Regulation 5.1.6. Marine casualties. The Committee notes that, under Regulation 10 of the Merchant Shipping (Accident Reporting and Investigation) Regulations 2012, whenever a “very serious casualty” occurs, the Marine Accident Investigation Compliance Officer (MAICO) must ensure that a safety investigation is carried out. In the case of a “serious casualty”, the MAICO carries out a preliminary assessment in order to decide whether or not a safety investigation should be undertaken and in the case of any other marine casualty or incident it shall decide whether or not a safety investigation should be undertaken. The Committee notes that in the latter cases the holding of an investigation is optional. It recalls that Regulation 5.1.6, paragraphs 1 and 2, provides that each Member shall hold an official inquiry into any serious marine casualty, leading not only to loss of life but also to injury that involves a ship that flies its flag. The Committee requests the Government to indicate the measures taken to ensure full conformity with this requirement of the Convention.

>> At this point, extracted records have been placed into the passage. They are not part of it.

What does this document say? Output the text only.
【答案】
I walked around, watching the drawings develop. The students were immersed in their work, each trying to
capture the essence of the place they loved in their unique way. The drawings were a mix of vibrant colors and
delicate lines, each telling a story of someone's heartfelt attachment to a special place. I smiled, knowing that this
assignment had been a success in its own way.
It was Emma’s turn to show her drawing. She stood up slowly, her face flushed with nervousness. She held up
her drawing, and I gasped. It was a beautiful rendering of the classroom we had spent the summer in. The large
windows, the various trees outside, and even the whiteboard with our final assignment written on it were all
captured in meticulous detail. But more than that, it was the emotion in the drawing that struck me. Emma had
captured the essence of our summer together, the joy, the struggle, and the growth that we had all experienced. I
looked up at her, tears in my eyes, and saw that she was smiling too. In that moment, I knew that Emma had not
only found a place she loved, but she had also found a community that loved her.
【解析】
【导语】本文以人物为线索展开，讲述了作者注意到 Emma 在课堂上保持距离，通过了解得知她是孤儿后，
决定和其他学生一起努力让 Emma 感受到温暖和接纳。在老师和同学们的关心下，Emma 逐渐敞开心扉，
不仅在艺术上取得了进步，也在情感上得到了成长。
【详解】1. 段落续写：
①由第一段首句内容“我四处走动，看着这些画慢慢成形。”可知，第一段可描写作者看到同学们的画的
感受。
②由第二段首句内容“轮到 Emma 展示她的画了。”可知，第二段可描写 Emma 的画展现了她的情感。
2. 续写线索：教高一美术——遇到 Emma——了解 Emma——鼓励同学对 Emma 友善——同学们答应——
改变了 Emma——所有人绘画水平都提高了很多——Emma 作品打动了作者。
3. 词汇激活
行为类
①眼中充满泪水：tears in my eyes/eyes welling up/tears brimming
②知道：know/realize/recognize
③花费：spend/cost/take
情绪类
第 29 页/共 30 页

Regulation 5.2.2 and Standard A5.2.2. On-shore complaint-handling procedures. The Committee previously requested the Government to provide information on procedures established for seafarers calling at its ports to report a complaint alleging breach of the requirements of the MLC, 2006, as well as on the number of reported on-shore complaints. The Committee notes that the Government refers to (MLN No. 023(b), of July 2020, relating to on shore complaint procedures, which provides guidance to owners, operators and seafarers on the Gibraltar provisions on the Gibraltar Maritime Authority (GMA)’s handling of complaints made to the GMA relating to the MLC, 2006. The Committee takes note of this information, which addresses its previous request.